Até que a nova lei seja aprovada, os militares permanecerão descontando 5,1%.
Com a remessa dessa lei de previdência militar ao Congresso, que será negociada com os parlamentares, os oficiais estão confiantes de que o índice de 9,5 % desconto prevalecerá, mesmo depois que o governo for regulamentar a contribuição das duas categorias, o que só será feito após a aprovação da emenda constitucional que institui a cobrança para todos os servidores inativos. Então, mesmo que os civis permaneçam pagando 11%, a contribuição dos militares seria de 9,5%.
Hoje, o ministro-chefe da Casa Civil, Pedro Parente, reforçou a tese de que militares e civis terão descontos diferenciados. Segundo Parente, o que foi dito, desde o início, é que a alíquota de contribuição dos militares da reserva será igual a dos militares da ativa. Reiterou, no entanto, que este assunto não está em discussão agora.
Essa regra está prevista no projeto que será encaminhado ao Congresso, tratando da previdência dos militares, nas próximas semanas. Na sexta-feira, em uma reunião no Ministério da Defesa, o ministro Élcio álvares fecha com os comandantes do Exército, da Marinha e da Aeronáutica, as argumentações a serem apresentadas ao Ministério da Previdência, à área econômica e, depois, ao Congresso, para garantir que a contribuição seja mesmo de 9,5%. A alíquota de 9,5% se divide em: 3,5% de fundo de saúde e 6% de contribuição previdenciária. Hoje, eles descontam 3,5% a título de fundo de saúde e 1,6% para pagamento de pensões.
Hoje, Fernando Henrique, por intermédio do porta-voz Georges Lamazire, sinalizou a preocupação do presidente, em relação à discussão das alíquotas, ao lembrar que a carreira militar têm certas peculiaridades que precisam ser levadas em conta. "Essa questão ainda está em discussão entre o Ministério da Previdência e o Ministério da Defesa, que têm buscado ficar atentos a certas espespecificidades da carreira militar, na fixação de uma futura alíquota para a questão da contribuição da Previdência", declarou o porta-voz, insistindo que não há ainda uma decisão sobre o assunto.
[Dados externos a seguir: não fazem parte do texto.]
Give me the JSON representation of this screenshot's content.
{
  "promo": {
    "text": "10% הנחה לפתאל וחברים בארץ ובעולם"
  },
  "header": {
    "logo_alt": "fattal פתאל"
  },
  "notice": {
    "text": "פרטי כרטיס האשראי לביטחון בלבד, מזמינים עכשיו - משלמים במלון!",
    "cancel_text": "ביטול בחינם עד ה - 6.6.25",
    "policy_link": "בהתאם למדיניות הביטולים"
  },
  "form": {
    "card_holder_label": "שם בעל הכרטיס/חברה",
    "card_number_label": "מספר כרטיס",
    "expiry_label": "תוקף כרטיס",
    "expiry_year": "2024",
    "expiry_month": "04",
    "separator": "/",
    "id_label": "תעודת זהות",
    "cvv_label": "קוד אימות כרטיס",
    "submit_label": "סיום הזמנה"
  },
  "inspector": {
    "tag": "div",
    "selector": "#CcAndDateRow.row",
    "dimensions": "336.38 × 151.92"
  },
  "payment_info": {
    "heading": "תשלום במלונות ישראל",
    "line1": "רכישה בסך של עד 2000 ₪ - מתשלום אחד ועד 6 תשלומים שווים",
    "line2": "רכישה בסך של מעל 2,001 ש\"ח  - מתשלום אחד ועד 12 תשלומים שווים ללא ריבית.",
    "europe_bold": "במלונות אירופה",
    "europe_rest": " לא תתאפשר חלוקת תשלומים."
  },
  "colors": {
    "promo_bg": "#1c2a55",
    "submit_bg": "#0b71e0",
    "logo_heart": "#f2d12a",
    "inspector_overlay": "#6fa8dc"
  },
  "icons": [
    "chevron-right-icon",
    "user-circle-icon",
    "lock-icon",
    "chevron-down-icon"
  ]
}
Entre as argumentações está o fato de que, ao contrário do que se propaga, os militares da ativa e da reserva já contribuem com 1,6% do salário para pagamento das pensões. Os militares se queixam ainda de que os seus salários são muito inferiores em relação à muitas outras categorias do serviço público. Eles lembram também que as suas esposas, em grande maioria, não podem trabalhar porque seus maridos são transferidos a cada dois anos de cidade e que os seus regulamentos disciplinares os proíbem de terem um "bico". Outro argumento é que os militares dão serviço de 24 horas e não recebem qualquer tipo de hora extra.